Qui est compétent pour licencier dans une association ?

La question de l’organe compétent pour licencier un salarié dans une association fait l’objet d’un abondant contentieux. Raison pour laquelle la Cour de cassation a régulièrement l’occasion non seulement de rappeler les principes applicables mais également d’apporter des précisions utiles.

Le principe : la compétence du président, sauf précision contraire des statuts

Rappelons, tout d’abord que, dans une association, le pouvoir de licencier un salarié appartient, en principe, à son président.

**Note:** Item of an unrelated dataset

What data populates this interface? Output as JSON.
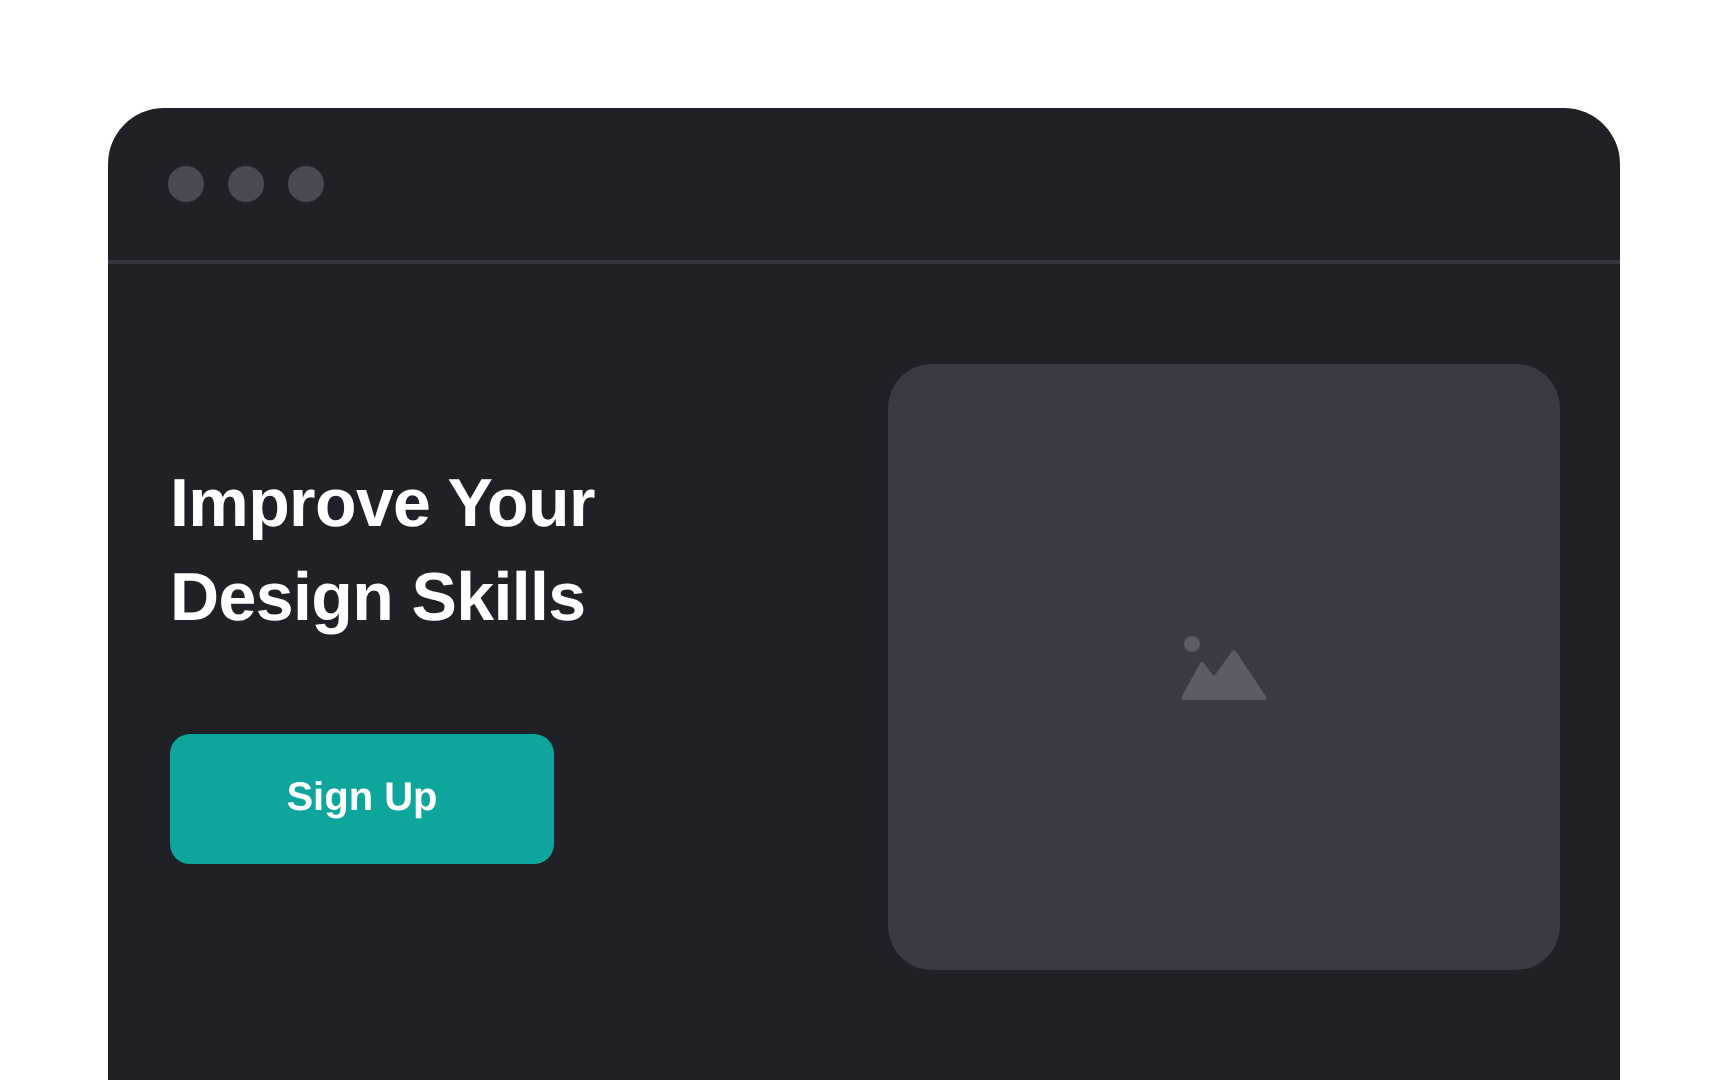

Seuls les statuts de l’association peuvent attribuer cette compétence à un autre organe comme le conseil d’administration, le bureau ou un comité directeur. Dans cette hypothèse, le président perd son pouvoir de licencier au profit de l’organe désigné par les statuts.

Que faire dans le silence des statuts sur le pouvoir de licencier ?

Par ailleurs, lorsque les statuts d’une association ne comportent aucune disposition sur le licenciement mais accordent à un organe le pouvoir de recruter, la règle dite du « parallélisme des formes » veut que ce soit cet organe qui dispose du pouvoir de licencier. Ainsi, lorsque, selon les statuts associatifs, le conseil d’administration nomme le directeur de l’association, il est également compétent pour le licencier. Dès lors, le licenciement prononcé par le président de l’association n’est pas valable. (Cassation sociale, 9 septembre 2020, n° 18-18810)

Il faut noter que pour destituer le président de son pouvoir de licencier, les statuts associatifs doivent contenir une disposition spécifique sur le pouvoir de recruter ou de licencier. Ce qui n’est pas le cas des formulations trop générales.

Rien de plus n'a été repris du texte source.